Chase Claypool was a big kid in a small market before he started putting his high school highlight reel up online, a course of action he said that he took largely for the opportunity to share to friends and family. But it ultimately led to visits with some American colleges, including Notre Dame, where he would spend the past four seasons.
Not that it was a cakewalk from there. As a rookie, he only played in eight games, recording more tackles on special teams than he did receptions (eight to five). He would play in 11 as a sophomore and bump his production up to 29 receptions, getting into the end zone for the first time.

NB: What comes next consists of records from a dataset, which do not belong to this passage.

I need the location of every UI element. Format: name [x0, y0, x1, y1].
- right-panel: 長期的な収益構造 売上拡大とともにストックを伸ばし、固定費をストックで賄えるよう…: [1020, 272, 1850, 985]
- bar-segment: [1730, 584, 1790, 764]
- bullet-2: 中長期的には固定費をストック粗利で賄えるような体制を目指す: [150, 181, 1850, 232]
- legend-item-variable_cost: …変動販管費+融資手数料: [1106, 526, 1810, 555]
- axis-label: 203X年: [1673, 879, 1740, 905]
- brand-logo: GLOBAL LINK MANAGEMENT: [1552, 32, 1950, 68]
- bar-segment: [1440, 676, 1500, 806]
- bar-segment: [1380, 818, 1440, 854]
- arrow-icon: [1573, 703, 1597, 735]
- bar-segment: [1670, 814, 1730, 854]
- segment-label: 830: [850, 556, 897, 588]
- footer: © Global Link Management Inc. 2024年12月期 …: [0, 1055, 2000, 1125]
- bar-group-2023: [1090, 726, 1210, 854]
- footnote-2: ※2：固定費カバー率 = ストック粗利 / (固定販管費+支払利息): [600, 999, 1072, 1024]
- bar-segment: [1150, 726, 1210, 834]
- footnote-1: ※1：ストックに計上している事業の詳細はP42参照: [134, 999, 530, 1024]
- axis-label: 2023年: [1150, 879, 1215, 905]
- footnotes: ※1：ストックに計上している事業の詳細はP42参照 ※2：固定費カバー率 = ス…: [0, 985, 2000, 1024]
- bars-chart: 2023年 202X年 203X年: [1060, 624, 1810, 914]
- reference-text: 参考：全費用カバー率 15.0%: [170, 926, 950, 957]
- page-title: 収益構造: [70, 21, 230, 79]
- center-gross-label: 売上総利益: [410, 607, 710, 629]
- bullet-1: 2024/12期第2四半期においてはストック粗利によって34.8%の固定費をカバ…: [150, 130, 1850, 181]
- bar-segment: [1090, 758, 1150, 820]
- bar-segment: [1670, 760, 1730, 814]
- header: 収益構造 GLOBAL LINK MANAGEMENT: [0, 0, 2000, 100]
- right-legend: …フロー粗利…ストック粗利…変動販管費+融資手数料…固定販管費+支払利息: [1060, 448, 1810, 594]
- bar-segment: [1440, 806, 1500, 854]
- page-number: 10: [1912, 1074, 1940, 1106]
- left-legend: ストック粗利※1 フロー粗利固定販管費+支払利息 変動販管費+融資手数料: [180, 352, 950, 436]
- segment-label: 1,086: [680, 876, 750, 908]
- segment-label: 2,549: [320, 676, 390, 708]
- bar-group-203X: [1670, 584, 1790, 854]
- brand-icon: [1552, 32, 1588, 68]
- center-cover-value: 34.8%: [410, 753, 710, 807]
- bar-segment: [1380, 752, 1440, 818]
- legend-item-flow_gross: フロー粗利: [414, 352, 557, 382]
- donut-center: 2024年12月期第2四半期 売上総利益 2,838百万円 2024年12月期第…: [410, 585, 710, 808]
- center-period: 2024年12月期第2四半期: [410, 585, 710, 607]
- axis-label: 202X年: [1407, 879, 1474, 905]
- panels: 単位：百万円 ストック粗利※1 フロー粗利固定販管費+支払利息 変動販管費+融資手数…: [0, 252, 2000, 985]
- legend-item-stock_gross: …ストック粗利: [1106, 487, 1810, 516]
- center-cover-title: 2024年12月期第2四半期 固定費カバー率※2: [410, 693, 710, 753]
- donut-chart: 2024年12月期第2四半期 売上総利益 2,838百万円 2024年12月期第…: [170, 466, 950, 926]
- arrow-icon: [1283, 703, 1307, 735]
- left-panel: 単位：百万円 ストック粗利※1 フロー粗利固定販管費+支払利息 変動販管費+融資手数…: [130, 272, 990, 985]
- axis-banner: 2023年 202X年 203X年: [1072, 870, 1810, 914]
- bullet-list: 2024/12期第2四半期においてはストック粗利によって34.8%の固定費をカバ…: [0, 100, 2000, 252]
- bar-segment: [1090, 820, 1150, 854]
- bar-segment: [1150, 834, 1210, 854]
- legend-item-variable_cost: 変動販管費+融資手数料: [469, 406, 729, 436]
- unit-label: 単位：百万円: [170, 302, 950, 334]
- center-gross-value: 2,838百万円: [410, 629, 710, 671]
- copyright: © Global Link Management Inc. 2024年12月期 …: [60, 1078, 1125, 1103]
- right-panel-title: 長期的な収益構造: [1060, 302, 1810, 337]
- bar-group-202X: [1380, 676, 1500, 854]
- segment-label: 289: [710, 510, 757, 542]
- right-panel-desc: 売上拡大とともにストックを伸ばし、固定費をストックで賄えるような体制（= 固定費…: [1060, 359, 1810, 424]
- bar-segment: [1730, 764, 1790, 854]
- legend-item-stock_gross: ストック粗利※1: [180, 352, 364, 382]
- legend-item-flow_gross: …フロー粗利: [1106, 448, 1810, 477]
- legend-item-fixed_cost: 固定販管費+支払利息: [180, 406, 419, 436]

It wasn’t until his junior year that he was a starter, which saw him catch 50 passes for 639 yards and four touchdowns. Then, in his senior year during the 2019 season, he went off, catching 66 passes for 1037 yards and 13 touchdowns, which was top-10 in the nation.
How did he continue to get better year after year? That was what one reporter asked him yesterday during his conference call with the media soon after the Pittsburgh Steelers made him their second-round pick. He had a simple enough explanation for it.
“I think a big part of that was confidence”, he said. “Just being put in that situation, and then making those plays and knowing you can make those plays, it’s so much easier to make that play again and again. That’s something that just came with how we work in practice and all that, and I think once I acquired that confidence”, he added, it allowed his play to blossom.
Basically, the more he played, and the more he succeeded, the more comfortable he was in that role and in himself, and in his belief that he was capable of doing that. Still 21 years old (he turns 22 in July), Claypool still has a lot of room to grow—professionally, though not physically.
The 6’4”, 229-pound specimen was tossed around by draftniks as a possible tight end conversion. While he has an aptitude for blocking, however, it is in the capacity of a wide receiver, where he should be an asset, and the Steelers have been clear that that is where he will play, primarily on the outside but with some slot versatility.
The introduction of Claypool to the roster makes for a wide receiver room that is becoming crowded, joining JuJu Smith-Schuster, James Washington, and Diontae Johnson at the top of the depth chart, each of whom, consecutively, were drafted between 60 and 66 between the 2017 and 2019 NFL Drafts.
Coming off a breakout season in his final collegiate campaign, the Notre Dame product is bursting with confidence and ready to take on the next challenge: the NFL.